Pamela stared at the photograph for a minute, her face impassive, then
looked up and nodded. “Yes,” she said. It was her husband, the father of her
two children, slumped unconscious in a supermarket trolley, his body limp and
his face swollen and bruised.
Newspapers and television stations across the world reported on the
lynching that left the 17-year-old fighting for his life, but it was two weeks
before Pamela, herself a teenager and living in Romania,
finally got to see the gruesome pictures, as The Telegraph asked her to
confirm his identity.
She stood holding his photocopied picture in one hand and carrying a
baby in her other, while a crowd of excited villagers swarmed around in the
desperately poor Roma settlement where she lives, on the edge of the Romanian
village of Gepiu, near the border with Hungary.
She appeared unsurprised at the grim fate of her estranged husband.
“He was living here, we were neighbours at first, we were friends,” she
said, describing how she met her husband. “I didn’t stay a long while with him.
He left long ago.”
The Roma, Europe’s largest ethnic minority estimated at around 12
million across the continent, have suffered centuries of abuse and
marginalisation, and were rounded up and sent to Nazi death camps during the
Second World War.
The attack on Gheorghe provoked outrage in France and in Romania, with
François Hollande, the French president, denouncing it as an “unspeakable and
unjustifiable attack on all the principles on which our republic was founded”.
A march in support of the boy was held on Friday in the Paris suburb of
Pierrefitte where he was lynched, the latest in a series of demonstrations over
the attack for which no arrests have been made.
Despite the outpouring of anger, there is no sign of any change in the
French government’s controversial policies towards the country’s Roma
community.
Most come from Romania and Bulgaria and often live in squalid camps on
wasteland by the sides of motorways or canals, without running water or
electricity.
Locals accuse them of theft and burglary. In Paris, some are known to
run gangs of children who operate as pickpockets around tourist sites.

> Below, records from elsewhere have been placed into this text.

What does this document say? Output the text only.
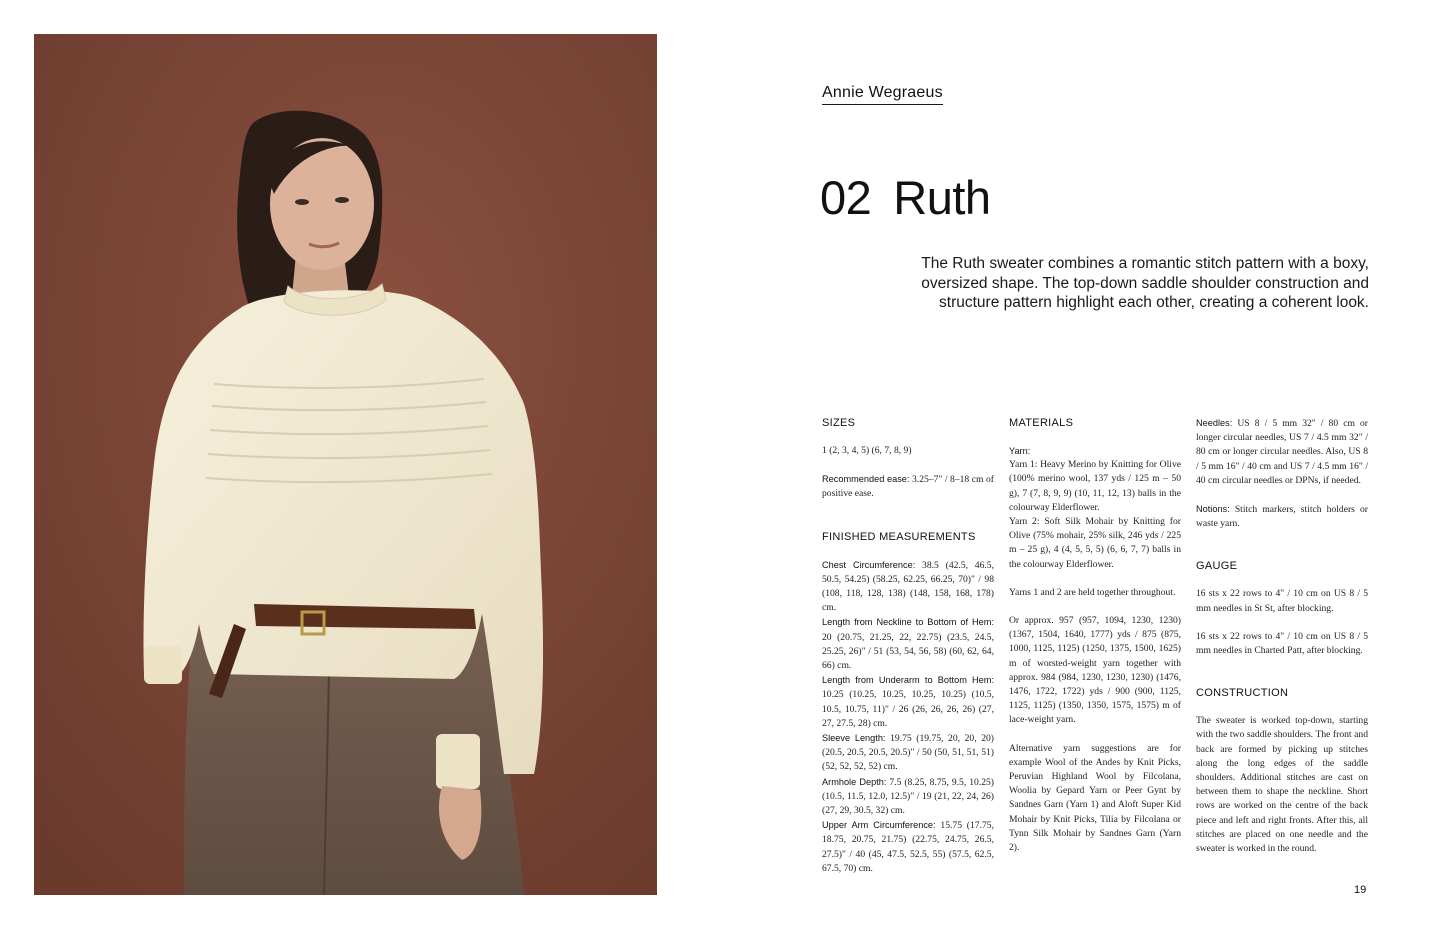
Annie Wegraeus
02 Ruth
The Ruth sweater combines a romantic stitch pattern with a boxy, oversized shape. The top-down saddle shoulder construction and structure pattern highlight each other, creating a coherent look.
SIZES
1 (2, 3, 4, 5) (6, 7, 8, 9)
Recommended ease: 3.25–7" / 8–18 cm of positive ease.
FINISHED MEASUREMENTS
Chest Circumference: 38.5 (42.5, 46.5, 50.5, 54.25) (58.25, 62.25, 66.25, 70)" / 98 (108, 118, 128, 138) (148, 158, 168, 178) cm.
Length from Neckline to Bottom of Hem: 20 (20.75, 21.25, 22, 22.75) (23.5, 24.5, 25.25, 26)" / 51 (53, 54, 56, 58) (60, 62, 64, 66) cm.
Length from Underarm to Bottom Hem: 10.25 (10.25, 10.25, 10.25, 10.25) (10.5, 10.5, 10.75, 11)" / 26 (26, 26, 26, 26) (27, 27, 27.5, 28) cm.
Sleeve Length: 19.75 (19.75, 20, 20, 20) (20.5, 20.5, 20.5, 20.5)" / 50 (50, 51, 51, 51) (52, 52, 52, 52) cm.
Armhole Depth: 7.5 (8.25, 8.75, 9.5, 10.25) (10.5, 11.5, 12.0, 12.5)" / 19 (21, 22, 24, 26) (27, 29, 30.5, 32) cm.
Upper Arm Circumference: 15.75 (17.75, 18.75, 20.75, 21.75) (22.75, 24.75, 26.5, 27.5)" / 40 (45, 47.5, 52.5, 55) (57.5, 62.5, 67.5, 70) cm.
MATERIALS
Yarn:
Yarn 1: Heavy Merino by Knitting for Olive (100% merino wool, 137 yds / 125 m – 50 g), 7 (7, 8, 9, 9) (10, 11, 12, 13) balls in the colourway Elderflower.
Yarn 2: Soft Silk Mohair by Knitting for Olive (75% mohair, 25% silk, 246 yds / 225 m – 25 g), 4 (4, 5, 5, 5) (6, 6, 7, 7) balls in the colourway Elderflower.
Yarns 1 and 2 are held together throughout.
Or approx. 957 (957, 1094, 1230, 1230) (1367, 1504, 1640, 1777) yds / 875 (875, 1000, 1125, 1125) (1250, 1375, 1500, 1625) m of worsted-weight yarn together with approx. 984 (984, 1230, 1230, 1230) (1476, 1476, 1722, 1722) yds / 900 (900, 1125, 1125, 1125) (1350, 1350, 1575, 1575) m of lace-weight yarn.
Alternative yarn suggestions are for example Wool of the Andes by Knit Picks, Peruvian Highland Wool by Filcolana, Woolia by Gepard Yarn or Peer Gynt by Sandnes Garn (Yarn 1) and Aloft Super Kid Mohair by Knit Picks, Tilia by Filcolana or Tynn Silk Mohair by Sandnes Garn (Yarn 2).
Needles: US 8 / 5 mm 32" / 80 cm or longer circular needles, US 7 / 4.5 mm 32" / 80 cm or longer circular needles. Also, US 8 / 5 mm 16" / 40 cm and US 7 / 4.5 mm 16" / 40 cm circular needles or DPNs, if needed.
Notions: Stitch markers, stitch holders or waste yarn.
GAUGE
16 sts x 22 rows to 4" / 10 cm on US 8 / 5 mm needles in St St, after blocking.
16 sts x 22 rows to 4" / 10 cm on US 8 / 5 mm needles in Charted Patt, after blocking.
CONSTRUCTION
The sweater is worked top-down, starting with the two saddle shoulders. The front and back are formed by picking up stitches along the long edges of the saddle shoulders. Additional stitches are cast on between them to shape the neckline. Short rows are worked on the centre of the back piece and left and right fronts. After this, all stitches are placed on one needle and the sweater is worked in the round.
19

The mayor of the village of Gepiu, as well as Roma neighbours of the
camp where Gheorghe lived in Paris, said he was one of the minority of Roma who
were taken to France to burgle houses, pick pockets, or beg on the streets.

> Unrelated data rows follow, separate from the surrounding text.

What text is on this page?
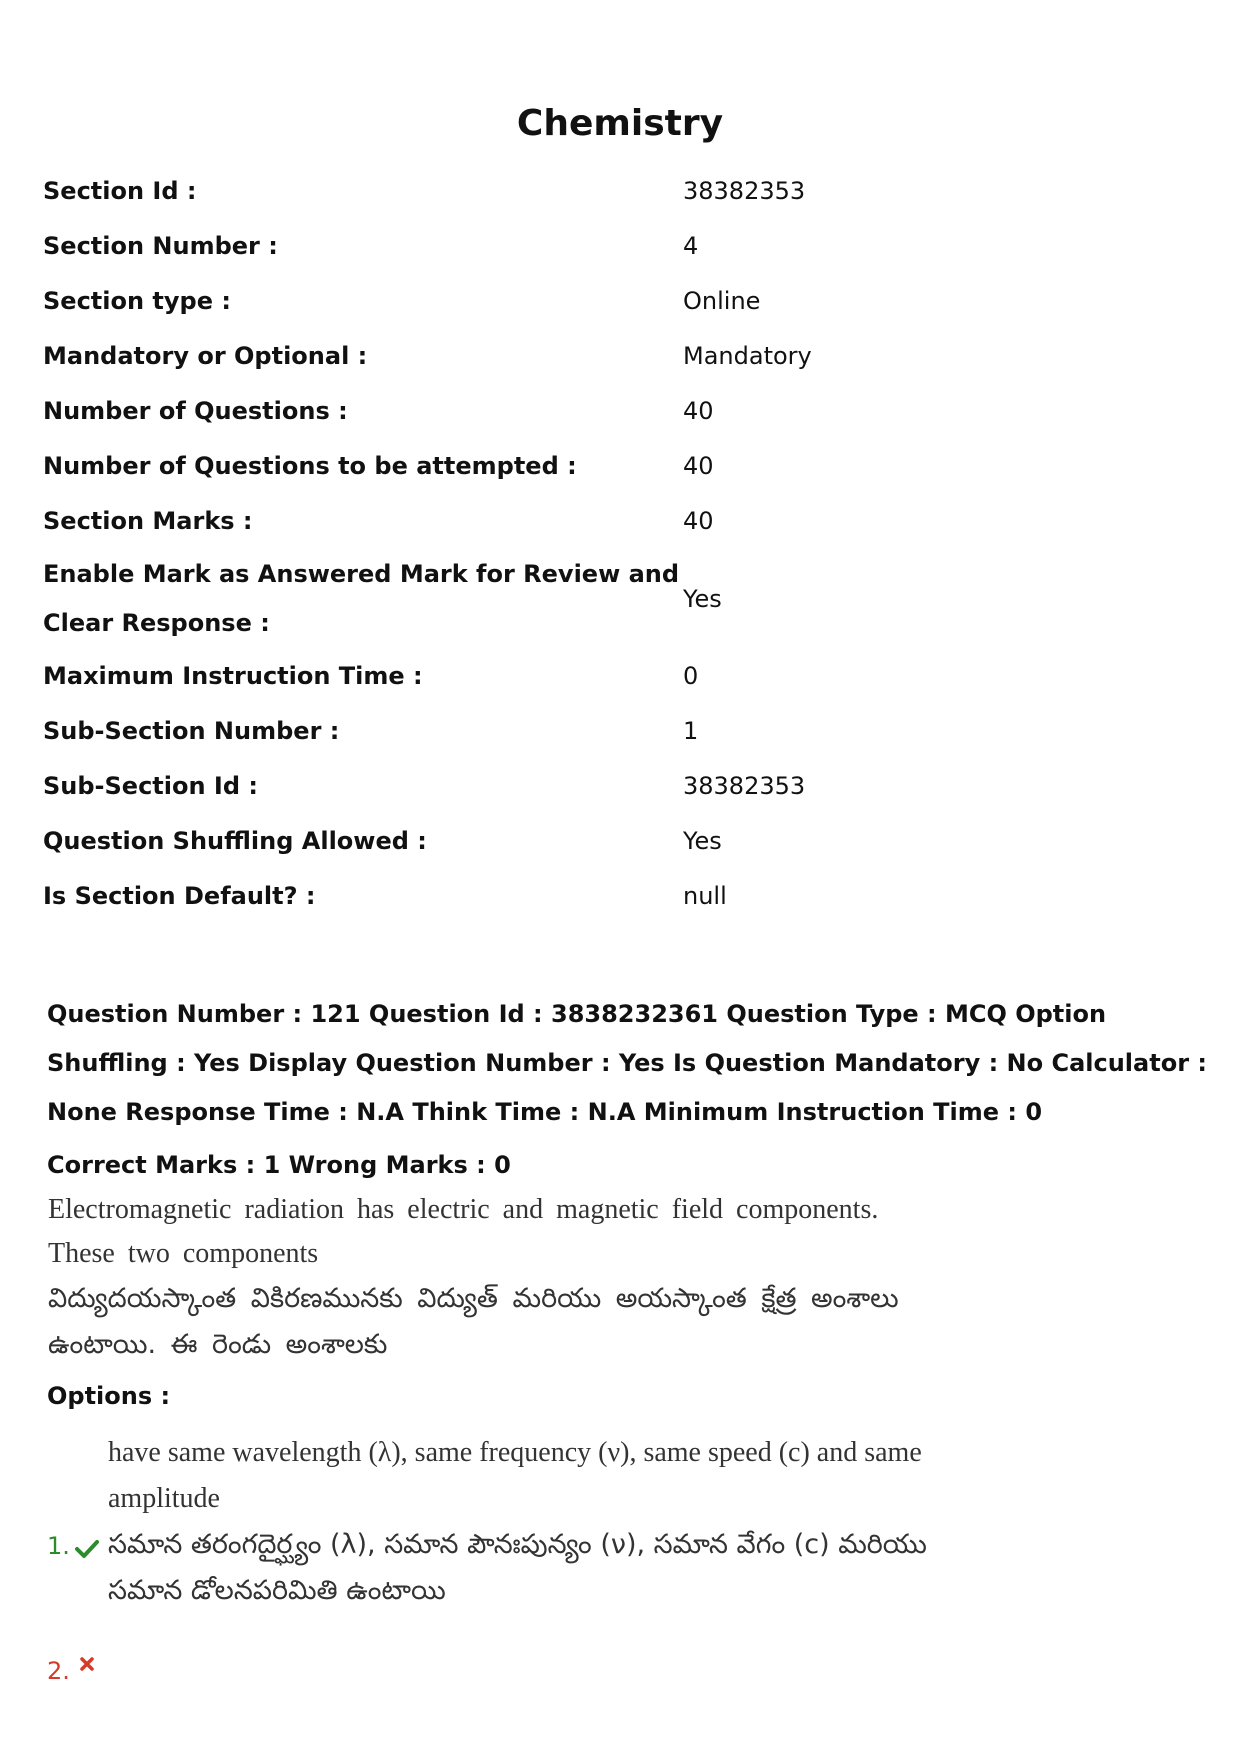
Chemistry
Section Id :	38382353
Section Number :	4
Section type :	Online
Mandatory or Optional :	Mandatory
Number of Questions :	40
Number of Questions to be attempted :	40
Section Marks :	40
Enable Mark as Answered Mark for Review and Clear Response :
Yes
Maximum Instruction Time :	0
Sub-Section Number :	1
Sub-Section Id :	38382353
Question Shuffling Allowed :	Yes
Is Section Default? :	null
Question Number : 121 Question Id : 3838232361 Question Type : MCQ Option Shuffling : Yes Display Question Number : Yes Is Question Mandatory : No Calculator : None Response Time : N.A Think Time : N.A Minimum Instruction Time : 0
Correct Marks : 1 Wrong Marks : 0
Electromagnetic radiation has electric and magnetic field components. These two components
విద్యుదయస్కాంత వికిరణమునకు విద్యుత్ మరియు అయస్కాంత క్షేత్ర అంశాలు ఉంటాయి. ఈ రెండు అంశాలకు
Options :
have same wavelength (λ), same frequency (ν), same speed (c) and same amplitude
సమాన తరంగదైర్ఘ్యం (λ), సమాన పౌనఃపున్యం (ν), సమాన వేగం (c) మరియు సమాన డోలనపరిమితి ఉంటాయి
1.
2.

Critics say that the French government is doing little to bring youths
such as Gheorghe – who was abandoned by his parents as a child and grew up in a
children’s home before taking to a life of petty crime – and the wider Roma
community into mainstream society.
The current Socialist government has pursued controversial policies
begun under the previous conservative administration of Nicolas Sarkozy,
demolishing Roma camps and sending many of the people who lived in them back to
their home countries.
Manuel Valls, France’s prime minister, came under stinging criticism
late last year when, as interior minister, he said most Roma in France had no
intention of integrating and should be deported.

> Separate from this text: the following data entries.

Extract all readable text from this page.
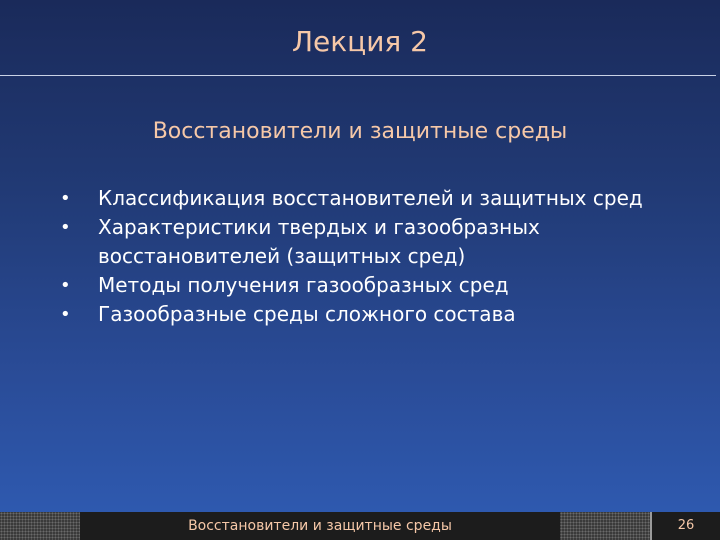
Лекция 2
Восстановители и защитные среды
• Классификация восстановителей и защитных сред
• Характеристики твердых и газообразных восстановителей (защитных сред)
• Методы получения газообразных сред
• Газообразные среды сложного состава
Восстановители и защитные среды	26
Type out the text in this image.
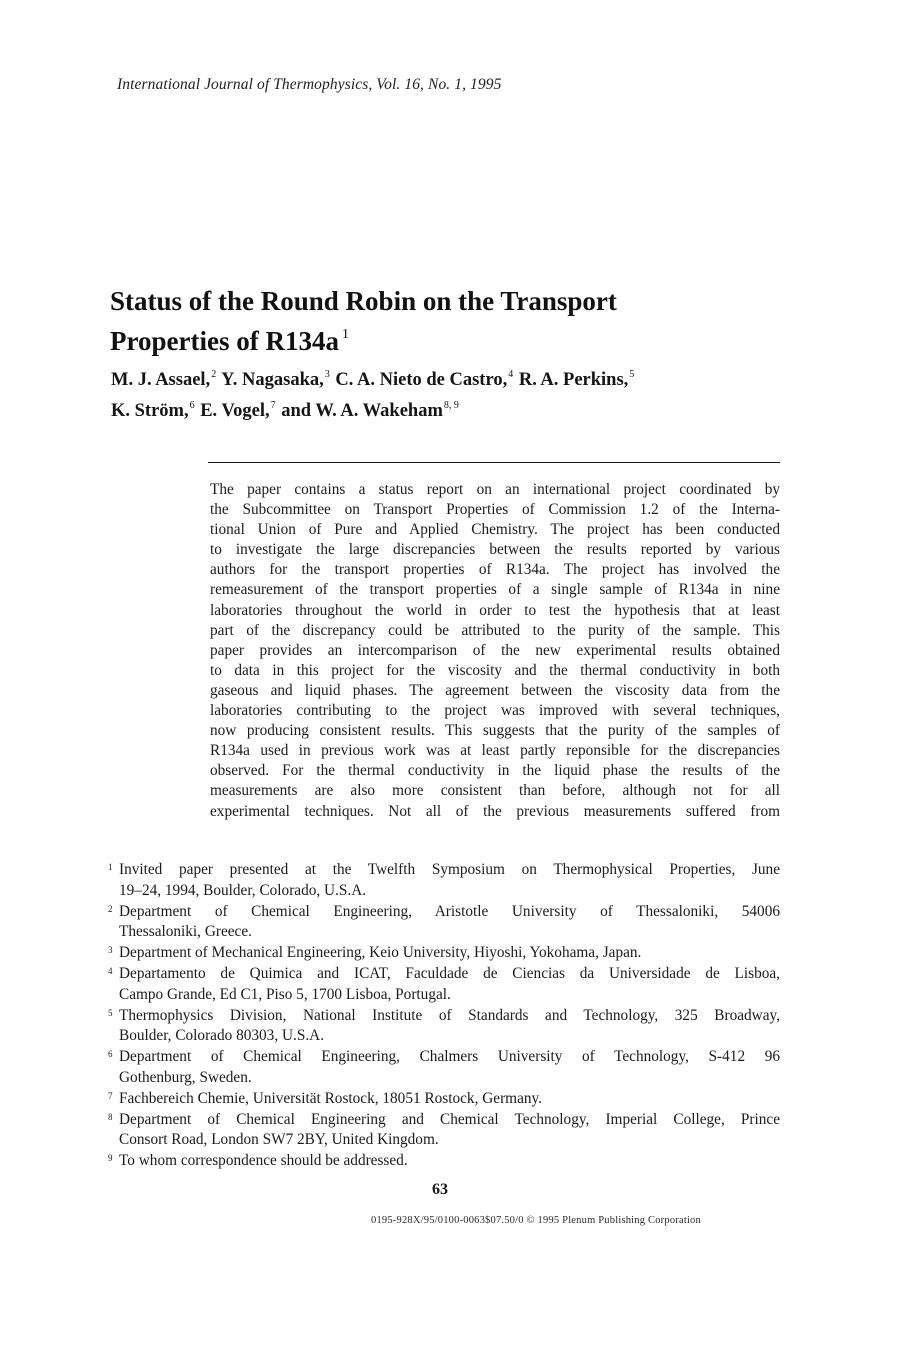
International Journal of Thermophysics, Vol. 16, No. 1, 1995
Status of the Round Robin on the Transport
Properties of R134a $^1$
M. J. Assael,$^2$ Y. Nagasaka,$^3$ C. A. Nieto de Castro,$^4$ R. A. Perkins,$^5$
K. Ström,$^6$ E. Vogel,$^7$ and W. A. Wakeham$^{8, 9}$
The paper contains a status report on an international project coordinated by
the Subcommittee on Transport Properties of Commission 1.2 of the Interna-
tional Union of Pure and Applied Chemistry. The project has been conducted
to investigate the large discrepancies between the results reported by various
authors for the transport properties of R134a. The project has involved the
remeasurement of the transport properties of a single sample of R134a in nine
laboratories throughout the world in order to test the hypothesis that at least
part of the discrepancy could be attributed to the purity of the sample. This
paper provides an intercomparison of the new experimental results obtained
to data in this project for the viscosity and the thermal conductivity in both
gaseous and liquid phases. The agreement between the viscosity data from the
laboratories contributing to the project was improved with several techniques,
now producing consistent results. This suggests that the purity of the samples of
R134a used in previous work was at least partly reponsible for the discrepancies
observed. For the thermal conductivity in the liquid phase the results of the
measurements are also more consistent than before, although not for all
experimental techniques. Not all of the previous measurements suffered from
1 Invited paper presented at the Twelfth Symposium on Thermophysical Properties, June
19–24, 1994, Boulder, Colorado, U.S.A.
2 Department of Chemical Engineering, Aristotle University of Thessaloniki, 54006
Thessaloniki, Greece.
3 Department of Mechanical Engineering, Keio University, Hiyoshi, Yokohama, Japan.
4 Departamento de Quimica and ICAT, Faculdade de Ciencias da Universidade de Lisboa,
Campo Grande, Ed C1, Piso 5, 1700 Lisboa, Portugal.
5 Thermophysics Division, National Institute of Standards and Technology, 325 Broadway,
Boulder, Colorado 80303, U.S.A.
6 Department of Chemical Engineering, Chalmers University of Technology, S-412 96
Gothenburg, Sweden.
7 Fachbereich Chemie, Universität Rostock, 18051 Rostock, Germany.
8 Department of Chemical Engineering and Chemical Technology, Imperial College, Prince
Consort Road, London SW7 2BY, United Kingdom.
9 To whom correspondence should be addressed.
63
0195-928X/95/0100-0063$07.50/0 © 1995 Plenum Publishing Corporation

Le Monde newspaper echoed the widespread criticism of the government in
a damning editorial that said the attack on Gheorghe was “the result of several
years of inefficient public policy which maintains the misery of these Roma
communities and allows the racism latent in French society to prosper”.
Gheorghe’s wife Pamela may have revealed little emotion when shown the
photograph of her battered husband, but the other Roma people in her village
were furious.
“This is injustice!” said the teenager’s uncle, Veres. “They have
beaten him and left him disfigured. They could have broken his leg or
something, but this!”
The uncle said the family wanted Gheorghe, who doctors say is
responding well to treatment in the Paris hospital where he is being cared for,
to return to Romania when he gets better.
“He stole, I understand ... But why didn’t they take him to prison? Why
did they destroy him?” asked an outraged woman in the village.